Es treibt mich die Frage um, wann die Zeit für etwas reif ist. Wer definiert eigentlich, wann es Zeit ist? Und was sind "Zeichen der Zeit", die die Kirche im Licht des Evangeliums zu deuten hat? Wer hat die Definitionsmacht? Wer entscheidet über die Reife der Zeit in der katholischen Kirche? Und wie geht das in der deutschen Caritas?
Aber halt! Bevor wir hier in eine theoretische Debatte abschweifen, muss auf den Tisch, worum es geht. Denn das entscheidet auch mit, ob dafür Zeit ist oder nicht. Deshalb jetzt zur Sache: Die vermeintliche Reife der Zeit ist wichtig bei einer ganz bestimmten Reformfrage in der katholischen Kirche, nämlich dem Thema Kirche und Frau. Also hier: Caritas und Genderpolitik. Im Dialogprozess der Kirche wurde wiederholt gefragt, ob es Zeit für Öffnungen bei den Weiheämtern, für mehr Frauen in Führung und für eine stärkere Würdigung der Leistungen der Frauen sei.
Auch der DCV kann beim Thema Geschlechtergerechtigkeit seine Hände nicht länger in den Schoß legen. Zu deutlich ist auch im Verband und bei seinen Mitgliedern die Gerechtigkeitslücke. Wenn bei einem Frauenanteil von 80 Prozent in der Mitarbeiterschaft der Caritas der Anteil der Frauen in den untersten Vergütungsgruppen bis auf 93 Prozent ansteigt und im obersten Segment der Vergütung bei den außertariflich Bezahlten auf 17 Prozent absinkt, ist der Handlungsdruck ganz offensichtlich. Ein Ruhmesblatt ist die Positionsverteilung zwischen Männern und Frauen in der deutschen Caritas nicht!

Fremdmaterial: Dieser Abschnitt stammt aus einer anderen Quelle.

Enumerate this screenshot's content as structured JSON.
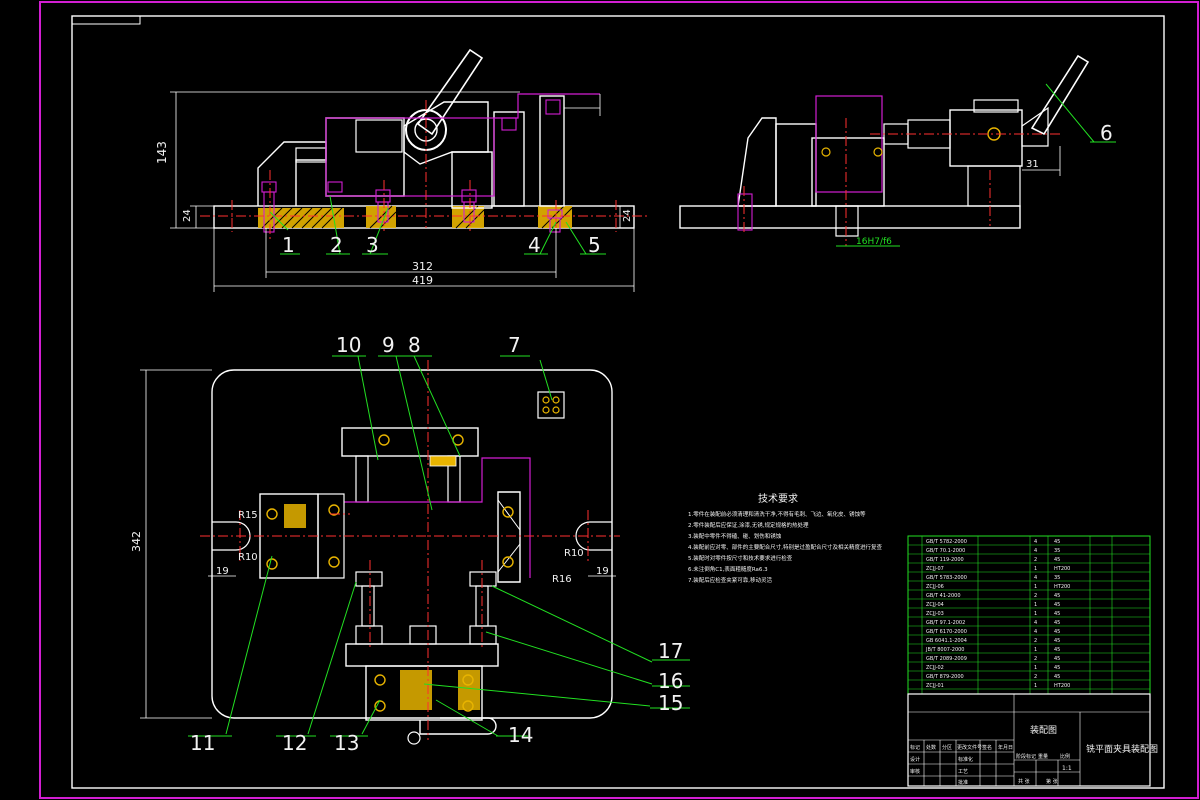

Die Genderbeauftragte hat im August dem Caritaspräsidenten ihren ersten Genderbericht überreicht. Das Projekt "Gleichgestellt in Führung gehen" wird im Herbst die Ergebnisse einer Studie über Erfolgsfaktoren und Herausforderungen vorlegen. Im Dezember werden interessierte Führungsfrauen ein "Netzwerk für Frauen in Führung" ins Leben rufen. Diese Veranstaltung ist bereits jetzt komplett ausgebucht! Auch eine Mitgliedschaft im Forum Genderdax - einer Informationsplattform für hochqualifizierte Frauen - kann die Suche nach High Potentials erfolgreicher werden lassen.
Die Delegiertenversammung als Souverän des Verbandes und der Vorstand sind gefragt. Für alle in der Caritas, die den Mangel an sehr gut qualifizierten Führungskräften sehen, ist jetzt eine personal- und genderpolitische Strategie angesagt, am besten verbandsweit. Dies gilt auch für alle, die etwas von Diversity-Strategien halten. Die Glaubwürdigkeit unserer Kirche hängt zentral von ihrer Nähe zu den Menschen und deren heutigen Fragen ab. Die deutsche Caritas beansprucht für sich zu Recht, ein glaubwürdiges Gesicht von Kirche zu sein. Die Baustelle ist eröffnet, denn die Zeit ist reif für eine genderpolitische Positionierung!